The chief gathered his hazmat team, and the ship’s representative prepared to send a chemist from Montreal. The Canadian Coast Guard began readying a helicopter to fly to the ship, if needed.

Port Colborne-based Cooper Marine, which supplies vessels that transport pilots, offered the 50-foot J.W. Cooper, a steel-hulled vessel powered by twin 400-hp John Deere engines. The 65-foot tug/icebreaker Seahound, owned by Nadro Marine of Port Dover, Ontario, also responded.

The flotilla rendezvoused and sailed to Hermann Schoening. Once on board, they found the crew confined in their quarters, which had made things worse for them.

The Fort Erie Fire Department deployed two Zodiac rigid-hull inflatable rescue vessels and assisted in transferring 16 of the vessel’s 21 crewmembers to shore.

“We took some of them in with the Cooper but we are only licensed for six,” J.W. Cooper captain Craig Workman said. “I then stood standby with the Cooper and the Zodiacs ran some crewmembers in.”

Once ashore they were transported to four area hospitals after being examined by EMS. Canada Customs and Niagara Regional Police assisted in identification of the crewmembers, Cartwright said.

All 16 crewmembers were released from the hospital the next day, and Workman said he transported them back out to Hermann Schoening.

The ship sailed away Dec. 23 after it met conditions set by Transport Canada, including a promise to seal leakage points permanently at Montreal and to monitor the health of crewmembers and the levels of gas on the ship, said Transport Canada spokeswoman Pamela Mintern.

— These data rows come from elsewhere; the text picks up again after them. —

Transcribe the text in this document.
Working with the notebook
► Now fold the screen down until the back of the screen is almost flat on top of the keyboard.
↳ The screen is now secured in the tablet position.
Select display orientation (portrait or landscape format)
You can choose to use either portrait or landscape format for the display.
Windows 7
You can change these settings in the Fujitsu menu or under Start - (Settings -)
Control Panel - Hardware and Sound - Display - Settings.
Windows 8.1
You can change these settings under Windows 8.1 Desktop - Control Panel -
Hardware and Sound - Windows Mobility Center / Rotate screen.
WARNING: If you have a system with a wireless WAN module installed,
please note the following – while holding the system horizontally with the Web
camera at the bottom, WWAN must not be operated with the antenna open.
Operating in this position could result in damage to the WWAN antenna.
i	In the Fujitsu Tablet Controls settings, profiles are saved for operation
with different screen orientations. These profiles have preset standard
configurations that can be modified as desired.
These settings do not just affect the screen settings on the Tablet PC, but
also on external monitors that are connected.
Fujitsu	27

The crew was examined again upon arrival in Montreal, and one crewman with high levels of phosphine in his system was sent home.

Thomas Nintemann, head of Intersee’s legal and insurance department, said all of the crewmembers recovered, with no long-term adverse health effects. The air-quality problem aboard the ship was resolved, he said without providing specifics. “The situation is solved,” Nintemann said.

Cartwright said the lake conditions aided in the unusual rescue.

“It was done through thinking out a process of getting the crew off the ship as fast as possible without potential problems for the rescuers,” he said. “It was a relatively cool night, but it was calm. The weather conditions were ideal to do something like that.”